The Corner

A Tale of Two Images

Lats week, the British media decided it would be irresponsible to reprint the Danish cartoons on the grounds it would stir up outrage. Yesterday, several newspapers decided to print two year-old images of British soldiers beating Iraqi rioters.

The Spectator blog team is apoplectic:

Pop Quiz: does British media think: (a) let’s demonstrate our world-famous “responsibility and sensitivity” again by not publishing the pictures of the soldiers beating up Iraqis, especially as it may lead to more violence and the death of soldiers and Muslims; (b) unlike the Muslims the soldiers aren’t threatening us with violence, they’re great pictures, what a story, splash, “outrage”, “shock”, “grave damage”, trebles all round…?

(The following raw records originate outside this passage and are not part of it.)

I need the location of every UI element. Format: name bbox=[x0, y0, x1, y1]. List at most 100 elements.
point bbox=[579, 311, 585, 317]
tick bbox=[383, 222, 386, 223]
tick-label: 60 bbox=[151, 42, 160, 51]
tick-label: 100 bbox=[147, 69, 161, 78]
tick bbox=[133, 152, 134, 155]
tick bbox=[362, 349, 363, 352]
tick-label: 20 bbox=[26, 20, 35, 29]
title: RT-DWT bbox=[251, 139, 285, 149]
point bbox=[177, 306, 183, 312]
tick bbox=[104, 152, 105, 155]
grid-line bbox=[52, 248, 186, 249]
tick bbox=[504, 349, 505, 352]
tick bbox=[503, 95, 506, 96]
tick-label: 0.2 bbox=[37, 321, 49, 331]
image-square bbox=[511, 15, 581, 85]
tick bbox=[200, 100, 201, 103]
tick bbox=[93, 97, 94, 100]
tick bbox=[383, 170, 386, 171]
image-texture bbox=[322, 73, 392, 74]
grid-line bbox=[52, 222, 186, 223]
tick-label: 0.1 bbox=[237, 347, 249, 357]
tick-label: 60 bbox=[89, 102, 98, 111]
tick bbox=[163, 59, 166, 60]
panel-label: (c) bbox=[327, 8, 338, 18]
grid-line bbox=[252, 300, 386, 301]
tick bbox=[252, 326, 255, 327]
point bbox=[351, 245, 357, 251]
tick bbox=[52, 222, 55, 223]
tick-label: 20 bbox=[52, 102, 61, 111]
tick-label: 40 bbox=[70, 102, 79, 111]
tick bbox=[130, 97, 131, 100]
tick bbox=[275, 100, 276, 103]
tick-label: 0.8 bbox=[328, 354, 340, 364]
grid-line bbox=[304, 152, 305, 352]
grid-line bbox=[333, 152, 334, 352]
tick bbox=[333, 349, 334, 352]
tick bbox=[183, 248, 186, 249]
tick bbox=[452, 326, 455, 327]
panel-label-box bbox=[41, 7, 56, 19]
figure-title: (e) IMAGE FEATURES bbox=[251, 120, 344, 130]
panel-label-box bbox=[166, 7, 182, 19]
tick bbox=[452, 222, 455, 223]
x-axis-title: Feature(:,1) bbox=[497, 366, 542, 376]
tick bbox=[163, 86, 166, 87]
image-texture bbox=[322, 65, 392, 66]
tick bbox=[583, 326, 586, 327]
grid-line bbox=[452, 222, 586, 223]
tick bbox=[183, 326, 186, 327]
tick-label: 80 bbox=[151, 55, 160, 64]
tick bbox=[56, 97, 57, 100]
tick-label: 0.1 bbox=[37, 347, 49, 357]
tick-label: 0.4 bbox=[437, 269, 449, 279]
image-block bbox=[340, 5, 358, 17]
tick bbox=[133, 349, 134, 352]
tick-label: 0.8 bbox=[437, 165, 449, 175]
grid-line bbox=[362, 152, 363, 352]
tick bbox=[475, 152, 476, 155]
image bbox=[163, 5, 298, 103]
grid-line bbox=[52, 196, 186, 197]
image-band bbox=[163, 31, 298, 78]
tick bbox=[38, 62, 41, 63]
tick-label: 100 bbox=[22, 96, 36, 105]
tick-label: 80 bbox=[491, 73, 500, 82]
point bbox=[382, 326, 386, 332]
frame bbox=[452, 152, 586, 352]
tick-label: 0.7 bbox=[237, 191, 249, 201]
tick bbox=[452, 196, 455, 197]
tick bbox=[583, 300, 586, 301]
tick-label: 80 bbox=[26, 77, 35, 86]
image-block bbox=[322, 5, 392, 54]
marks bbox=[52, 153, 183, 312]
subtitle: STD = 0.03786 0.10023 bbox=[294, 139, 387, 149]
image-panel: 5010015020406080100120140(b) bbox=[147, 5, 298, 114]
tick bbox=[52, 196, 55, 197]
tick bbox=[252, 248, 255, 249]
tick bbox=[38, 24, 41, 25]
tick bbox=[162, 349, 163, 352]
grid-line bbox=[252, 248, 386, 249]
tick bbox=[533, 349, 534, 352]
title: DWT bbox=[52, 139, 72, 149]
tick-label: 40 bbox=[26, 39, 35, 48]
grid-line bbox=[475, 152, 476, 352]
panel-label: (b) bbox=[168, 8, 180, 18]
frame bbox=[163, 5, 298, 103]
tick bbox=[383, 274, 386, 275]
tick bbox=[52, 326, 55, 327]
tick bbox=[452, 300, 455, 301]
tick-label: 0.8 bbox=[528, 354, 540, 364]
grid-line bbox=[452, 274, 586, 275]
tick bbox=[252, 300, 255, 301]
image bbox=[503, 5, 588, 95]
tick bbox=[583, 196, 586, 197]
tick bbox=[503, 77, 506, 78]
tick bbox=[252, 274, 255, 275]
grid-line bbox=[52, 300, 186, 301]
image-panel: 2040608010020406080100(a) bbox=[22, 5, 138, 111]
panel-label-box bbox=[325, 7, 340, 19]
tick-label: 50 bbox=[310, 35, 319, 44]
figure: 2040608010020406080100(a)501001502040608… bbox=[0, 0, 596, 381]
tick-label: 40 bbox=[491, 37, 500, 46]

The British Establishment, whose strongest weapon is dominance of the cultural commanding heights (in the absence of a conservative Party or media, and benefiting from restrictions on free speech such as the ban on political advertising designed by the Establishment to entrench special interest privileges), seems to think Britain can (a) keep top quality armed forces, (b) send them abroad to do and resist violence, and (c) perpetually blast stories like this “video abuse” across TV and perpetually investigate operations with lawyers.

The Speccie team is right to point out that this sort of muddled thinking is exactly why British politicians and journalists are held in extreme contempt over there. As they sum up:

Note to press: go into a pub on a council estate and ask people what they think of the video and then ask yourself whether you are reflecting public opinion or reflecting the opinions of the hacks you hang out with, many of whom have had their minds poisoned by too much Derrida in bogus “English degrees”…

Go on, chaps, don’t hold back. Tell us what you really think.